AGLI

Recortes de Prensa     Viernes 1 Julio 2005
Hacia la paranoia
César Alonso De los Ríos ABC 1 Julio 2005

Parlamento okupado
EDITORIAL LD 1 Julio 2005

Antes de la decencia
Cristina Losada LD 1 Julio 2005

POR DO QUIERA QUE VAYA
MIQUEL PORTA PERALES ABC 1 Julio 2005

Tics totalitarios
Juan Carlos Girauta LD 1 Julio 2005

La regeneración democrática
ANXO GUERREIRO La Voz 1 Julio 2005

Los críticos con el nacionalismo se querellan contra «Avui» por sentirse amenazados
M. A. PRIETO ABC  1 Julio 2005

La Generalitat rechazó a telefonistas por su «acento castellano»
I. A. ABC 1 Julio 2005

Hacia la paranoia
César Alonso De los Ríos ABC 1 Julio 2005

¿Puede convertirse Quintana en el Carod gallego? Dicho de otro modo, ¿puede pasar Galicia de la normalidad a la paranoia? Y aún más: ¿puede basta un puñado de votos para arrastrar a una sociedad a un cambio de modelo de Estado, a la división y a la ruptura de la convivencia?
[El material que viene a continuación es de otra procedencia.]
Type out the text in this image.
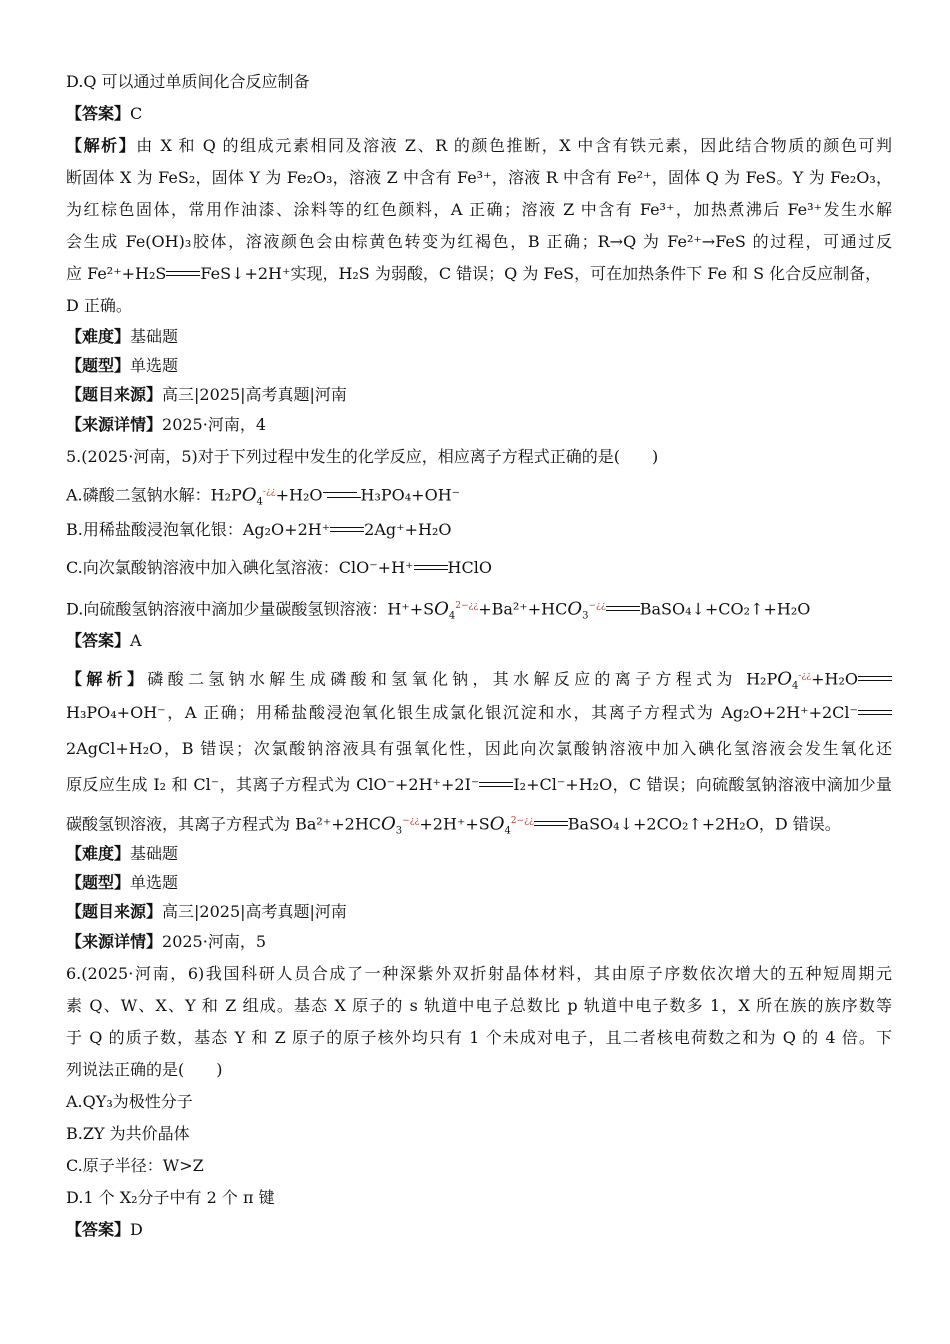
D.Q 可以通过单质间化合反应制备
【答案】C
【解析】由 X 和 Q 的组成元素相同及溶液 Z、R 的颜色推断，X 中含有铁元素，因此结合物质的颜色可判
断固体 X 为 FeS₂，固体 Y 为 Fe₂O₃，溶液 Z 中含有 Fe³⁺，溶液 R 中含有 Fe²⁺，固体 Q 为 FeS。Y 为 Fe₂O₃，
为红棕色固体，常用作油漆、涂料等的红色颜料，A 正确；溶液 Z 中含有 Fe³⁺，加热煮沸后 Fe³⁺发生水解
会生成 Fe(OH)₃胶体，溶液颜色会由棕黄色转变为红褐色，B 正确；R→Q 为 Fe²⁺→FeS 的过程，可通过反
应 Fe²⁺+H₂S FeS↓+2H⁺实现，H₂S 为弱酸，C 错误；Q 为 FeS，可在加热条件下 Fe 和 S 化合反应制备，
D 正确。
【难度】基础题
【题型】单选题
【题目来源】高三|2025|高考真题|河南
【来源详情】2025·河南，4
5.(2025·河南，5)对于下列过程中发生的化学反应，相应离子方程式正确的是(　　)
A.磷酸二氢钠水解：$H_2PO_4^{-¿¿}+H_2O$ H₃PO₄+OH⁻
B.用稀盐酸浸泡氧化银：Ag₂O+2H⁺ 2Ag⁺+H₂O
C.向次氯酸钠溶液中加入碘化氢溶液：ClO⁻+H⁺ HClO
D.向硫酸氢钠溶液中滴加少量碳酸氢钡溶液：$H^++SO_4^{2-¿¿}+Ba^{2+}+HCO_3^{-¿¿}$ BaSO₄↓+CO₂↑+H₂O
【答案】A
【解析】磷酸二氢钠水解生成磷酸和氢氧化钠，其水解反应的离子方程式为 $H_2PO_4^{-¿¿}+H_2O$
H₃PO₄+OH⁻，A 正确；用稀盐酸浸泡氧化银生成氯化银沉淀和水，其离子方程式为 Ag₂O+2H⁺+2Cl⁻
2AgCl+H₂O，B 错误；次氯酸钠溶液具有强氧化性，因此向次氯酸钠溶液中加入碘化氢溶液会发生氧化还
原反应生成 I₂ 和 Cl⁻，其离子方程式为 ClO⁻+2H⁺+2I⁻ I₂+Cl⁻+H₂O，C 错误；向硫酸氢钠溶液中滴加少量
碳酸氢钡溶液，其离子方程式为 $Ba^{2+}+2HCO_3^{-¿¿}+2H^++SO_4^{2-¿¿}$ BaSO₄↓+2CO₂↑+2H₂O，D 错误。
【难度】基础题
【题型】单选题
【题目来源】高三|2025|高考真题|河南
【来源详情】2025·河南，5
6.(2025·河南，6)我国科研人员合成了一种深紫外双折射晶体材料，其由原子序数依次增大的五种短周期元
素 Q、W、X、Y 和 Z 组成。基态 X 原子的 s 轨道中电子总数比 p 轨道中电子数多 1，X 所在族的族序数等
于 Q 的质子数，基态 Y 和 Z 原子的原子核外均只有 1 个未成对电子，且二者核电荷数之和为 Q 的 4 倍。下
列说法正确的是(　　)
A.QY₃为极性分子
B.ZY 为共价晶体
C.原子半径：W>Z
D.1 个 X₂分子中有 2 个 π 键
【答案】D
En sus primeras declaraciones, el sucesor de Beiras, el heredero de un Bloque más bien poco macizo, el tercero de los candidatos y desde luego el perdedor, ha tenido el atrevimiento de recordar que él y su partido están por la autodeterminación y que va a vender cara su colaboración con el PSG en el Gobierno. Como es propio de los nacionalistas, ha hablado de Galicia como si se tratara de algo enterizo y propio: Galicia no va a resultar barata, ha dicho.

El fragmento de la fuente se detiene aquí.